2.1.10

#25 Inland Empire (David Lynch, 2006)


More money, more problems

I don't want to know what would have happened if Dune was a big success, but lucky for me, it tanked and David Lynch started spending the big budget fame has brought him on licensing rights to Nina Simone songs, a ton of Russian whores, and elaborate bunny-sitcom sets.

My problem with contemporary, independent directors is how almost all of them prove themselves disingenuous with the pictures they make following their success.
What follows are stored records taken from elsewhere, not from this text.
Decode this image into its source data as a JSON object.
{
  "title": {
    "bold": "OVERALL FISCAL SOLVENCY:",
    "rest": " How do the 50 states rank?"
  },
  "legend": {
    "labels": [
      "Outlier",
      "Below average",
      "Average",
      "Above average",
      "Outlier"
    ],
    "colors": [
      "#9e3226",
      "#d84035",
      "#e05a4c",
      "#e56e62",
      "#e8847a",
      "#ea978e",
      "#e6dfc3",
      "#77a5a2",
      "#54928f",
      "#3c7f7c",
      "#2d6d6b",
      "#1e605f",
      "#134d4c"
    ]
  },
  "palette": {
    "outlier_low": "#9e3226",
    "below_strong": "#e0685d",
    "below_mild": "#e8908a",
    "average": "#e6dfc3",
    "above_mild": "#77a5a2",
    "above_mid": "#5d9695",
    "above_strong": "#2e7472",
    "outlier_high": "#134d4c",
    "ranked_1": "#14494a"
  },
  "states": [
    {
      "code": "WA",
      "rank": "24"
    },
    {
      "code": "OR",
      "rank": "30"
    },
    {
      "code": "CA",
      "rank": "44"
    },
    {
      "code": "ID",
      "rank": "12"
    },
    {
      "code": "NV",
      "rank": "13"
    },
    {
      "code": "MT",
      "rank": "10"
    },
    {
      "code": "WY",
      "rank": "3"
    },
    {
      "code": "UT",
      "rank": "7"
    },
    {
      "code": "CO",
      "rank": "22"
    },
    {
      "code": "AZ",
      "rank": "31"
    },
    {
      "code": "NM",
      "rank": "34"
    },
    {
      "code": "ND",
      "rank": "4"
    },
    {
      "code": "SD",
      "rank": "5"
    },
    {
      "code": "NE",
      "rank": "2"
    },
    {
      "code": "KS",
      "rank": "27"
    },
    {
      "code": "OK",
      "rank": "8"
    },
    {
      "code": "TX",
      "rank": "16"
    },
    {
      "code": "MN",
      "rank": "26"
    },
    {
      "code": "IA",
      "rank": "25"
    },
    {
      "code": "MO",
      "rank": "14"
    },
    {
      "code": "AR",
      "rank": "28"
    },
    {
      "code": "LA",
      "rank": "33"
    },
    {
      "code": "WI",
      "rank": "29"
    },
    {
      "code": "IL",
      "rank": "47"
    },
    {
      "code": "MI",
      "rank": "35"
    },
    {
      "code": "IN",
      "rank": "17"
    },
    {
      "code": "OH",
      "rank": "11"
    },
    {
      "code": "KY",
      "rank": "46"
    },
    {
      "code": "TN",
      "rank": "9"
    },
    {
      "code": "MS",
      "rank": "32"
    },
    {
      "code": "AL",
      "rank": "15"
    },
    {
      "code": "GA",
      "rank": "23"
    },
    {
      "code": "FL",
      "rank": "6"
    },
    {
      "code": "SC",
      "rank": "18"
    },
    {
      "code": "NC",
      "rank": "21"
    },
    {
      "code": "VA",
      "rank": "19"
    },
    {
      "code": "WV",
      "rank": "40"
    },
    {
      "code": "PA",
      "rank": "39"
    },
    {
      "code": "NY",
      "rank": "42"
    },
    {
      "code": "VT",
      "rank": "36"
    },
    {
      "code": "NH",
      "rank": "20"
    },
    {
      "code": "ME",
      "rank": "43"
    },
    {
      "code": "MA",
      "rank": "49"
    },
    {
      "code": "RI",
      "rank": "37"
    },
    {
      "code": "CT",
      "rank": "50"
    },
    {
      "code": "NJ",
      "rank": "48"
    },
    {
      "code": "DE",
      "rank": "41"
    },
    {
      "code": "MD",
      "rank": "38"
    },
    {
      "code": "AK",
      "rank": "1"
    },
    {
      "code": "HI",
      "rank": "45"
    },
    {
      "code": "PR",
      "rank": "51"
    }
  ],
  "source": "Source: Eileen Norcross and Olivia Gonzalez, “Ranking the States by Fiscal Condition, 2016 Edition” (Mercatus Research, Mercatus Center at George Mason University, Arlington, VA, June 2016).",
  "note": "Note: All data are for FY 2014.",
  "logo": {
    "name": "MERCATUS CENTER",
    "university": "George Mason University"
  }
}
Either the quaintness no longer seems sincere (Noah Bambauch’s Margot at the Wedding, Wes Anderson’s The Darjeeling Limited) or the notoriety corks them into becoming the breed of director whose grand-scale movies are the antithesis of what made them likable and distinctive in the first place (Fernando Meirelles’ Constant Gardner, Alejandro Gonzalez Inarritu’s Babel). They direct like gifted children who do not know how to spend their money wisely, act above the status quo from the onset and capitulate into the melodramas their efforts were working against.

Independent directors of yesteryear, like Lynch, the Coens, and even to some extent, Steven Soderbergh still know how to direct with a little man’s vision of greatness, not the Napoleonisic rise I see from the young directors of the 2000’s who have become the name in film, I assume, they always saw themselves as deserving from day one.